Il me laissa enfin récupérer Wally, que j'ai lancé sur mon lit, avant de me relever d'un bond.
J'entrouvris la porte de ma chambre pour vérifier que la voie était libre, puis je demandai à l'espèce de truc de me suivre. Il obéit. On a ensuite traversé le couloir en faisant le moins de bruit possible. On a franchi la porte du salon et continué jusqu'à la cuisine.
– Attends-moi ici, ordonnai-je.
Il ne me fallut pas beaucoup de temps pour aller chercher deux boites de biscuits dans le placard en bois.
– On peut continuer, assurai-je en prenant un gâteau dans une des boites.
J'ai croqué dans mon biscuit au moment où on arrivait devant l'escalier qui menait au grenier. Je me suis retourné pour vérifier que la créature était toujours derrière moi, puis j'ai avancé à tâtons. Le parquet grinçait, et le petit monstre s'amusait à sauter sur les planches. J'ai dû lui répéter trois fois "Chuuut, il ne faut pas faire de bruit" avant qu'il comprenne.
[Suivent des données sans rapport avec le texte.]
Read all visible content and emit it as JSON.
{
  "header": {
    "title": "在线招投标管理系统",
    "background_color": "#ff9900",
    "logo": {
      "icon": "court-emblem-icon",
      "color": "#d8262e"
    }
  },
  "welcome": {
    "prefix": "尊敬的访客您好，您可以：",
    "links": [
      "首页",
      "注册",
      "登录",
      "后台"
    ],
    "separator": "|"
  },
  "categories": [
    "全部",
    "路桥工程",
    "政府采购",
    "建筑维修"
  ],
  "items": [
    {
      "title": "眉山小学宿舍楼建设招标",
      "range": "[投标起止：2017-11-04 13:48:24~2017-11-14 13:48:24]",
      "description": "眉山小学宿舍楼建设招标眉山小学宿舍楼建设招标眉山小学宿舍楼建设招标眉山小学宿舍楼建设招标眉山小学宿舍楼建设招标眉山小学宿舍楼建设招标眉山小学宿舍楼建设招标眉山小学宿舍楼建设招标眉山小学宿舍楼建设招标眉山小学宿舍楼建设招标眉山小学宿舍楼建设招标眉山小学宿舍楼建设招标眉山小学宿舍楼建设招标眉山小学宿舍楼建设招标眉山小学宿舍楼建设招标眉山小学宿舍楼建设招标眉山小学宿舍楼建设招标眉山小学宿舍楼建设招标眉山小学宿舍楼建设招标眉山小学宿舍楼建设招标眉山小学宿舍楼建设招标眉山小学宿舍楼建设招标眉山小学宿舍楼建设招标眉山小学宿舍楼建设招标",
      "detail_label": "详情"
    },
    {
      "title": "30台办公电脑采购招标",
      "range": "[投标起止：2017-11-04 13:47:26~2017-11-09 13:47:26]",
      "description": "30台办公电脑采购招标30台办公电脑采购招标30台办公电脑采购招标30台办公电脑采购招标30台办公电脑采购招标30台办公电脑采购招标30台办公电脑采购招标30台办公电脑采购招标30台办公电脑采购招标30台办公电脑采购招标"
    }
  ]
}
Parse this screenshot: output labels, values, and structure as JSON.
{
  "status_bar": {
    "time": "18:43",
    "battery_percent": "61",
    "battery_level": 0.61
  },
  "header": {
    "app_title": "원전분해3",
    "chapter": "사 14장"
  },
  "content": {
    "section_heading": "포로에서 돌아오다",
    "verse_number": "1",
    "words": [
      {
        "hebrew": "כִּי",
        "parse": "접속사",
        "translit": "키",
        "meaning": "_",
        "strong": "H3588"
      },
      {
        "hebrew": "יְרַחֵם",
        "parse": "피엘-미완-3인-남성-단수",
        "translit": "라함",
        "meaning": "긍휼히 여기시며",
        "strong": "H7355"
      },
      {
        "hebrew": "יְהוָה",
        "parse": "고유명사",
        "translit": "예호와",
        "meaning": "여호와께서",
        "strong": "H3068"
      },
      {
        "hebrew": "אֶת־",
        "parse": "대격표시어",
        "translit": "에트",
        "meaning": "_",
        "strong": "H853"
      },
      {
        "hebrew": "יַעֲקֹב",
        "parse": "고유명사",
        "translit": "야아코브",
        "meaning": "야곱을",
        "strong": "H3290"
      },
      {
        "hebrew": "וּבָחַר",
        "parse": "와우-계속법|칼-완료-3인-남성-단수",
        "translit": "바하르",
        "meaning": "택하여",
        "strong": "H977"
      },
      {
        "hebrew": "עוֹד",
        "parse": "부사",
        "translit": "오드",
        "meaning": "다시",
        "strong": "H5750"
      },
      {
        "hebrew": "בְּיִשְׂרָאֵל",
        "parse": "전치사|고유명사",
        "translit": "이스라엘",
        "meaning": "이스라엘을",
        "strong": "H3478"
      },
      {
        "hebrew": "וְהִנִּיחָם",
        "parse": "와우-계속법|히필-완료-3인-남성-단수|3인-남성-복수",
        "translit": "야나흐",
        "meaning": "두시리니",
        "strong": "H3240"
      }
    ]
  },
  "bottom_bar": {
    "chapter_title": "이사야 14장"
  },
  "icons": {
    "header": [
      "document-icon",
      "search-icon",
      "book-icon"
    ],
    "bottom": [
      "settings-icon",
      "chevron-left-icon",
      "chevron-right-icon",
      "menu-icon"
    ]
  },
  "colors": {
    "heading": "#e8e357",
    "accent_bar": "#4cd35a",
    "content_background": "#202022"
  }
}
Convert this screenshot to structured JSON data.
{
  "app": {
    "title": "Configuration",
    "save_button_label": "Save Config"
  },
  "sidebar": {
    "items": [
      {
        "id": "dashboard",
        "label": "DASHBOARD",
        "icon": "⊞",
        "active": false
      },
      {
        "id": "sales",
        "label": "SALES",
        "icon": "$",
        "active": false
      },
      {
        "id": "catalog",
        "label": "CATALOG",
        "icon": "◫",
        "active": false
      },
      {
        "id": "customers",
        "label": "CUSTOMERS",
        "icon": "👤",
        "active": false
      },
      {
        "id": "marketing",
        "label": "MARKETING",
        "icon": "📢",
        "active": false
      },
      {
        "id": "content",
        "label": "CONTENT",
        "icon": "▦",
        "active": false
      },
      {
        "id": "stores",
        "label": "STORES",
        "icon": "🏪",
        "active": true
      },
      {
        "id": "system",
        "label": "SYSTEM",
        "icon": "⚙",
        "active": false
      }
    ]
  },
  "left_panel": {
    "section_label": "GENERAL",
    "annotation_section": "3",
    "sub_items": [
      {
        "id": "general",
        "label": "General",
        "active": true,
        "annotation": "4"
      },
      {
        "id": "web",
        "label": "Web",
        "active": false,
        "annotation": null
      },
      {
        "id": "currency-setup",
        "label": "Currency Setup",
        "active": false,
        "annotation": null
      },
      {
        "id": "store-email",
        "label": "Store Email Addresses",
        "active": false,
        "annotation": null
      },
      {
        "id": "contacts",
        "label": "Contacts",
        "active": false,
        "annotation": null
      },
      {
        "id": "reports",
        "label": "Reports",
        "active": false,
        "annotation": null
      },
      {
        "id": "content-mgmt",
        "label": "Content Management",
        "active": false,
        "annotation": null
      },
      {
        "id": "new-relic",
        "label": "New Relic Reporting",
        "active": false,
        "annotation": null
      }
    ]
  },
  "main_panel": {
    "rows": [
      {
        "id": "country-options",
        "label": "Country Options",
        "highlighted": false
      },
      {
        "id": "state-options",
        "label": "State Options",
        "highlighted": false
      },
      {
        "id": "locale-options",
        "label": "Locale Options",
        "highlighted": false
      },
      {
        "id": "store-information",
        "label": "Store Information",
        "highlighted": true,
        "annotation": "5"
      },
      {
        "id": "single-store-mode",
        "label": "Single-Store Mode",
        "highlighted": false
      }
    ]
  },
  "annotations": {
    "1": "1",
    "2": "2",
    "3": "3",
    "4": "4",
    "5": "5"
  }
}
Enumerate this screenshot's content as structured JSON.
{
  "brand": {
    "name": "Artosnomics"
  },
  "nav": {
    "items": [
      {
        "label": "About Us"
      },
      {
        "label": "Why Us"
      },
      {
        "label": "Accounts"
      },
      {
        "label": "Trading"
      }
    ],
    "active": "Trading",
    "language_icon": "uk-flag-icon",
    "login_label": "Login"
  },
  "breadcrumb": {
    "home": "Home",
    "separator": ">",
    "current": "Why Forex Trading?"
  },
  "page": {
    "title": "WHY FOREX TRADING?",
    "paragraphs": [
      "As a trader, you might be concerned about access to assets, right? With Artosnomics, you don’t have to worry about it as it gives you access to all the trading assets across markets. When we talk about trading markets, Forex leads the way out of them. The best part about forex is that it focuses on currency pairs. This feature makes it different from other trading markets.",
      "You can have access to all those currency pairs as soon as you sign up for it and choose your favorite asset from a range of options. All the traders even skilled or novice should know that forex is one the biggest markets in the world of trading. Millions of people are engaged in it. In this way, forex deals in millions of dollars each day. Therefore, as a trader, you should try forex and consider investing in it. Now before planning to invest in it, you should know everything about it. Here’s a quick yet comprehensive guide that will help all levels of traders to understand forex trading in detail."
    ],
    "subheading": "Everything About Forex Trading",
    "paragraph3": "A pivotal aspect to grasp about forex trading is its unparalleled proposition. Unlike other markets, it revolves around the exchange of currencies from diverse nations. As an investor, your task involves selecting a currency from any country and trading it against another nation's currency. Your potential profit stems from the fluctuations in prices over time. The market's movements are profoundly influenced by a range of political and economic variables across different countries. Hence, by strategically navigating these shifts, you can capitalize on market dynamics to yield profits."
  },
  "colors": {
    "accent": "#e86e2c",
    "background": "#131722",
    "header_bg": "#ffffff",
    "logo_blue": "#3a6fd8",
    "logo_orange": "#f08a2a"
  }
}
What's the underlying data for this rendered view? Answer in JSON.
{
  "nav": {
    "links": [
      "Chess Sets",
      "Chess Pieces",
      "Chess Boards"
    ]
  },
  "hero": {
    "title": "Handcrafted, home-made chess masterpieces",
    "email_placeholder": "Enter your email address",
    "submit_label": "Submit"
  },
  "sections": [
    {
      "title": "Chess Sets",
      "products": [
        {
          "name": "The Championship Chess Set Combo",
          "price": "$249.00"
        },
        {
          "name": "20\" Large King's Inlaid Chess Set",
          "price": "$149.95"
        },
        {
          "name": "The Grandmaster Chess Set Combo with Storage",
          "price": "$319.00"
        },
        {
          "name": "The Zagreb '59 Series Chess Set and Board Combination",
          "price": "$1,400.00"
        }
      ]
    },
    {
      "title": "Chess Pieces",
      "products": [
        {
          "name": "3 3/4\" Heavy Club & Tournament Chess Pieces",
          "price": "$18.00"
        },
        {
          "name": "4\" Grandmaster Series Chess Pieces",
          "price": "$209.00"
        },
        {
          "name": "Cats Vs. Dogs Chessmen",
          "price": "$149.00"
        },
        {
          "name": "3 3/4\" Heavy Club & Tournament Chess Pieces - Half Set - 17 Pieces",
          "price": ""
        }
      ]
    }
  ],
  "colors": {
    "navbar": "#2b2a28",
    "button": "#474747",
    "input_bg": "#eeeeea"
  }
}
Arrivé en haut de l'escalier, j'ai allumé la lampe qui éclairait faiblement la pièce. Cette dernière était très poussiéreuse, puisque personne ne s'y rendait jamais. J'ai cherché le vieux lit au milieu de tous les objets dont on ne se servait plus.
– Là ! m'exclamai-je en désignant un lit à barreaux. Tu peux y aller, espèce de truc, je dois retourner me coucher, moi.
Je lui tendis les paquets de biscuits et il avança clopin-clopant, en souriant. Il se glissa sous le lit et, bientôt, je ne parvins plus à le distinguer. Au moment où je décidai de partir, une petite voix m'interpella :
– Merci Mathéo, j'ai été content de faire ta connaissance.
– Moi aussi, espèce de truc, répondis-je, un sourire aux lèvres. Je viendrai t'apporter d'autres biscuits dans pas trop longtemps.
– J'espère bien ! s'exclama-t-il. Même si je pourrais me contenter de tout ce qu'il y a là...
Mes parents n'auraient sûrement pas été très enthousiastes à l'idée que l'on mange leurs meubles, mais je n'ai pas relevé.
– À bientôt, "monstre du lit", dis-je en refermant la porte du grenier.
– Au revoir, répondit celui-ci d'une voix maintenant amicale.